Still, the fact that features of both senders and receivers are necessary to trace a connection between the P in PH and the P in HP shows that neither the senders in isolation nor the receivers in isolation can be said to represent the connection between PH and HP. Worse, consider Fig. 3 with the following changes: swap the contents of C’s HP and HH urns, likewise swap the contents of B’s urgent eagle and eagle leaving urns. This results in an optimal signaling system (which can and has obtained under the same learning dynamics) where HP means urgent eagle/look up quickly and HH means eagle leaving/look up and elsewhere. In this signaling system there is no longer an overlap in the behaviors associated with HP and those associated with a solitary P. However, it should be noted that it is not possible to produce an optimal signaling system that breaks the dispositional connection between P and PP nor the connection between H and HH. This is because the way in which the model implements receiver-compositionality (via C’s balls that have two interpretations) guarantees that, in optimal signaling systems, a single term transmission X will always be dispositionally connected with XP and XH statements.

These considerations suggest at least two ways in which future models could attempt to improve on the pyow-hack game given in this paper. First, a model could attempt to modify the senders to better represent the connection between states of nature associated with similar actions. For example, the game could be modified such that for any state X \(\in \) {leopard very near, leopard nearby, group is moving, nearby eagle leaving} there is some small probability that the basic senders draw at random from one of the other three urns in the set rather than from the X urn. This would have a nominal negative effect on the success rate of a signaling system and would make signaling systems where P means leopard and HP means eagle leaving more likely to obtain than signaling systems where P means leopard and HP means urgent eagle. Second, a model could focus on attempting to make a single player represent a connection in meaning between the P in PH and P in HP. For example, one could modify the game to have receiver C, upon receiving a solitary P, draw at random with equal probability from the PP, PH or HP urns. This would in some sense force a connection between the meaning of PH and HP.

However both of these naive examples have down sides. The first example still results in neither the senders in isolation nor the receivers in isolation capturing the connection in the meaning of P in PH and the P in HP; additionally, it is still possible (just less probable) for a signaling system to obtain where P means leopard and HP means urgent eagle.

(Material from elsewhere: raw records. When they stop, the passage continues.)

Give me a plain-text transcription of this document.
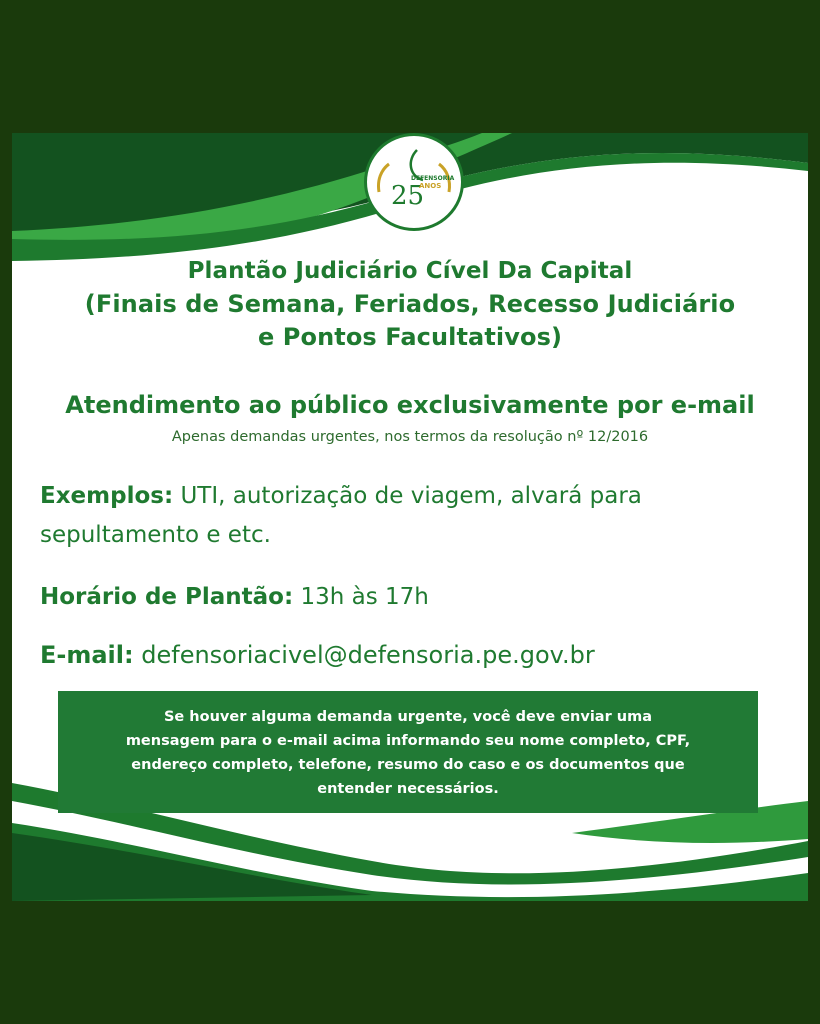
25
DEFENSORIA
ANOS
Plantão Judiciário Cível Da Capital
(Finais de Semana, Feriados, Recesso Judiciário
e Pontos Facultativos)
Atendimento ao público exclusivamente por e-mail
Apenas demandas urgentes, nos termos da resolução nº 12/2016
Exemplos: UTI, autorização de viagem, alvará para
sepultamento e etc.
Horário de Plantão: 13h às 17h
E-mail: defensoriacivel@defensoria.pe.gov.br
Se houver alguma demanda urgente, você deve enviar uma
mensagem para o e-mail acima informando seu nome completo, CPF,
endereço completo, telefone, resumo do caso e os documentos que
entender necessários.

The second example results in a significant negative impact on every set of strategy profiles’ success rate and, in the limit, the contents of the HP urn will only nominally overlap with the contents of the PH and PP urns since receiver C has a strictly greater probability of visiting the HP urn for either a solitary H or an HP than her probability of visiting the HP urn for a solitary P.

Despite the noted issues, it is clear that the pyow-hack game exhibits a novel type of compositionality that advances our understanding of signaling games. The conjunction of sender independent terms with receiver-compositionality does provide reason, in optimal signaling systems, to consider the P in PH as being the same term as the P in HP. The model’s introduction of sender independent terms disallows the argument by isomorphism, given in Sect. 2.2. In contrast with this, it is easy to see that the prior hierarchical model given by Barrett et al. (2018, 2019) is isomorphic with a model where B’s terms are y and g (rather than b and r) since both receivers in that model condition their actions on which sender transmitted a unitary term. However, if one tried to do the same with the pyow-hack game it would be mysterious why the receivers’ dispositions towards P were the same as their dispositions towards Y. While this paper borrows and explicates receiver-compositionality from the prior hierarchical signaling game, the pyow-hack game does show how a novel type of compositionality can obtain.